Nothing near relevant now, but some of you young kids may see this eventually with time stretch algos. Note that time compression also suffers in a couple areas having to discard data, just not as glaring as when you try to stretch the wave file and end up with something full of holes. The excellent vid Maartian posted could have been served better by showing artifacts induced upon a sine wave, not a saw.
Like the birthing crisis of convolution reverb. Problems they faced, computation power, struggling technology. Predicted it would be decades before convolution could ever be used as a real time processor. Okay for post processing but not in the remote future for real time application. We done caught up faster than we thought.
What I think will happen and some of us may live to see.
Time stretch (resampling mode) has to cut out segments of the signal enough that the glitches of millisec silence become apparent with longer stretches, and a drag unless you are chasing that effect.

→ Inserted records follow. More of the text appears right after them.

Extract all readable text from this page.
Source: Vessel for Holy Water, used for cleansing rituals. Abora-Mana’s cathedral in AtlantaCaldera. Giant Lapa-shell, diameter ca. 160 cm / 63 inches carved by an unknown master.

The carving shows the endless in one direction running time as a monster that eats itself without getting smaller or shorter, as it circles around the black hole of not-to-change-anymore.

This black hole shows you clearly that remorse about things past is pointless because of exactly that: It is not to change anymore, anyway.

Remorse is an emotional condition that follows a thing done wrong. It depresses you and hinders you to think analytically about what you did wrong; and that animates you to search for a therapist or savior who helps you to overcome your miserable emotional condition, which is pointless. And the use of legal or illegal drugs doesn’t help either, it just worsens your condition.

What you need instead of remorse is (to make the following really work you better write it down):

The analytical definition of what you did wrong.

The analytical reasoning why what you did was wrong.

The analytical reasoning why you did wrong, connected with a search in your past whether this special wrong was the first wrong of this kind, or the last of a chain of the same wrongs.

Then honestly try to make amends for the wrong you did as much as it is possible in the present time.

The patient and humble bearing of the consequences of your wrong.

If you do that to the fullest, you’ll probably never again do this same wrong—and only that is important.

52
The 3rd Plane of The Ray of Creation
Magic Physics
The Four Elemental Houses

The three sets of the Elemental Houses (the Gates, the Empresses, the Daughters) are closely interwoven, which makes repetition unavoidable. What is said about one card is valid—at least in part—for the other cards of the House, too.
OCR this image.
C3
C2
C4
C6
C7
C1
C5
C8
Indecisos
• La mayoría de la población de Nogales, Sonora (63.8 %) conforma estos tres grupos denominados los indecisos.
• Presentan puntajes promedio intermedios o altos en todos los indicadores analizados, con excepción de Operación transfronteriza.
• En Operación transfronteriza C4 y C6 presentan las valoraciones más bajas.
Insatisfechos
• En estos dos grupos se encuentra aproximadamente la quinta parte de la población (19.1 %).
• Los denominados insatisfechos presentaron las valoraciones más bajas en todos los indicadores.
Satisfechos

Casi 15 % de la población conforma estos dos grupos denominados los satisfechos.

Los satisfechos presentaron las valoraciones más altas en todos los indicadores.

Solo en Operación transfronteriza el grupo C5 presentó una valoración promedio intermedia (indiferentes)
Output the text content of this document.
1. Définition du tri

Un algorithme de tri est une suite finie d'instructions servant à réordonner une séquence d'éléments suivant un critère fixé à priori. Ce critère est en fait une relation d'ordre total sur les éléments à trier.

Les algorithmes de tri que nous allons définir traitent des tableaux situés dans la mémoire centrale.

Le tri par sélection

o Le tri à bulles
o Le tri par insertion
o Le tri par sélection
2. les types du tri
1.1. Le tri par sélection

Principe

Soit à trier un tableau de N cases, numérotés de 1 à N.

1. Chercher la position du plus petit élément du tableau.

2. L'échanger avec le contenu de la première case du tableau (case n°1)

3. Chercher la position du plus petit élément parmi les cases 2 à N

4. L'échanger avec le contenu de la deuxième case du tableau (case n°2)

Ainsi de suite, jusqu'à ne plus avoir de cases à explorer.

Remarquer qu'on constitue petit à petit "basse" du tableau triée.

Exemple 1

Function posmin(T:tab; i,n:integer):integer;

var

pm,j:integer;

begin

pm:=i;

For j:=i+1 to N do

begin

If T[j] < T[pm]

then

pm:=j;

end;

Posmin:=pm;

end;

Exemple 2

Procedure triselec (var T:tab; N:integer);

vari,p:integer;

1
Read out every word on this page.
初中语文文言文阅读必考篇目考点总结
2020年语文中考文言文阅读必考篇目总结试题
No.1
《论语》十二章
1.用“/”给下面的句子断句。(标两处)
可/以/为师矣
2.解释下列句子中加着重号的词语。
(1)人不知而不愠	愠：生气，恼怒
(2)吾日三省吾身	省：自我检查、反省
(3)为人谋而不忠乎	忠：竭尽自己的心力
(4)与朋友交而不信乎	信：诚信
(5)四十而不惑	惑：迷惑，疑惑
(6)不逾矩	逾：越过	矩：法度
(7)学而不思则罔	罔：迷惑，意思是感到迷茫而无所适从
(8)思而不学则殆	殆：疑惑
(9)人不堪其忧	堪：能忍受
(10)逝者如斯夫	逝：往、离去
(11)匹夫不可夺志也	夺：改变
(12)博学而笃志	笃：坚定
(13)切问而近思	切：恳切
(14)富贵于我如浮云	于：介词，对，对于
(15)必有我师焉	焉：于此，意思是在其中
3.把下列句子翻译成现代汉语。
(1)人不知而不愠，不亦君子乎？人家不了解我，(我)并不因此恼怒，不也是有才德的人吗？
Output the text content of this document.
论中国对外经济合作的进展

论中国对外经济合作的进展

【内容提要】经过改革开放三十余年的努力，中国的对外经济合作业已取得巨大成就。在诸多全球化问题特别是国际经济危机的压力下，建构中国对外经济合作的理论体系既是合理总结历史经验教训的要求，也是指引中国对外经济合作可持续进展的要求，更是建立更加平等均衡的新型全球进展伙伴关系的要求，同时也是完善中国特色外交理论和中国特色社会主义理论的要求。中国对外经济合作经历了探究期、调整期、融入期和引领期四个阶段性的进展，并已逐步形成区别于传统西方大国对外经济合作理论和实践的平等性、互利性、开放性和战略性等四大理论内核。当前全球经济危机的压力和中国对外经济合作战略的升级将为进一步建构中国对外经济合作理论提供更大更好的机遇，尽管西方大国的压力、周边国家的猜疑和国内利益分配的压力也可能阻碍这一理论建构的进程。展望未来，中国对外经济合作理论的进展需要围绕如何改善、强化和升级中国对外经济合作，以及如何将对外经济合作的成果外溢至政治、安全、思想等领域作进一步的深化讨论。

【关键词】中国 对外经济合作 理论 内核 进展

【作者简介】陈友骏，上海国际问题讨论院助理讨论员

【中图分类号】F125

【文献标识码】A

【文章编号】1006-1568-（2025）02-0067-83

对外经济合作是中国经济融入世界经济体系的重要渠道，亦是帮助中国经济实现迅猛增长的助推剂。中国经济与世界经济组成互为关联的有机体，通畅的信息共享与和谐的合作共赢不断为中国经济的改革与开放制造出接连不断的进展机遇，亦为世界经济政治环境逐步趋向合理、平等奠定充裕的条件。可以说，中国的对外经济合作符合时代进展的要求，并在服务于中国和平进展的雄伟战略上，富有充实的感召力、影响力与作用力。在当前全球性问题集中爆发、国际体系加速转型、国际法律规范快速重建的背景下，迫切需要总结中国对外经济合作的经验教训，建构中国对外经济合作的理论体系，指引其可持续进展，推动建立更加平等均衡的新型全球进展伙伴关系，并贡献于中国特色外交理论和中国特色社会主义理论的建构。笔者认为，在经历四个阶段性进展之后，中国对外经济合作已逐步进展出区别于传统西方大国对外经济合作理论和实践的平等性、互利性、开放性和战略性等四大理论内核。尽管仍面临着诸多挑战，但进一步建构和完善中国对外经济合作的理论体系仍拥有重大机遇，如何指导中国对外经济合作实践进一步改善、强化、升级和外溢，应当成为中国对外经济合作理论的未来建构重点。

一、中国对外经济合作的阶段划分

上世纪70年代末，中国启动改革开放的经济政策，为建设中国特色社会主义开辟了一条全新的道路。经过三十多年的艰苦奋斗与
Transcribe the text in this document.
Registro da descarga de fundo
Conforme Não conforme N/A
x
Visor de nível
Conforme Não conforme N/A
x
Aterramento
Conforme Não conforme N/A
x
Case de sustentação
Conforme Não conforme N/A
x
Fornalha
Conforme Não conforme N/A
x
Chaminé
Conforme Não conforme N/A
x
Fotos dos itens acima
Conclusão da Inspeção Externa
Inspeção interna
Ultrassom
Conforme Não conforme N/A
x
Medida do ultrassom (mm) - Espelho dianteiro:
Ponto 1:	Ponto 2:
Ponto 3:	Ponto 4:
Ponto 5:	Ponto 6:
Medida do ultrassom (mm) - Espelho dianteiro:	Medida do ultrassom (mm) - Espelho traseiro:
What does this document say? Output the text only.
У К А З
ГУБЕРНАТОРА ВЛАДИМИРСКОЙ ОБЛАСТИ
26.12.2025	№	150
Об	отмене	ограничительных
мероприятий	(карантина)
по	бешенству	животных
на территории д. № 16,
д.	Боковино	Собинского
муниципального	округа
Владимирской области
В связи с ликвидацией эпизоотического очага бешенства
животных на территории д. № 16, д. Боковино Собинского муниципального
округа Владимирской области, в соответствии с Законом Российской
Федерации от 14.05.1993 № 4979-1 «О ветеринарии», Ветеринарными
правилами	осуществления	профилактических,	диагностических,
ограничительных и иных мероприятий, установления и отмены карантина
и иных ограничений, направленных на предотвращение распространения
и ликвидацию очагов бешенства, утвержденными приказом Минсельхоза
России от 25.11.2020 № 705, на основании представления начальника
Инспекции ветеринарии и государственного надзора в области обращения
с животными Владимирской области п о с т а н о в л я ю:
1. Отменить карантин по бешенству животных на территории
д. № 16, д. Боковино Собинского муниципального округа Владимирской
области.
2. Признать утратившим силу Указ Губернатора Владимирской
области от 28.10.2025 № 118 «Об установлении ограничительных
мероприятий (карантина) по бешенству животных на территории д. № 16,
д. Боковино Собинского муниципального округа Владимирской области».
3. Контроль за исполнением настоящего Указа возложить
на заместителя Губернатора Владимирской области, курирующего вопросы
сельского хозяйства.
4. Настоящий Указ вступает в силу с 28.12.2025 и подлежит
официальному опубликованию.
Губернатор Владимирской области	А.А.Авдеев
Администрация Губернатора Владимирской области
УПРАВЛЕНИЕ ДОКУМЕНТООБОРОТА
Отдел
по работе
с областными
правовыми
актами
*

Future star wars models will do a look ahead thing based on the rate of dropouts, constant and predictable within the degree of the stretch. Resample the point of dropout and seam it smoothly and continuous over silence until the next wave segment kicks in. Way beyond our capability in the present, but will happen in time.
My opinion about the fate of noise gates which are still abysmal and barely functional.
These things will follow the FIR lineage. More accurately able to process a specific noise floor profile and extract it, without taking everything else out in the tonal spectrum as a casualty.
Bright future for our children's children's children. Maybe even before then.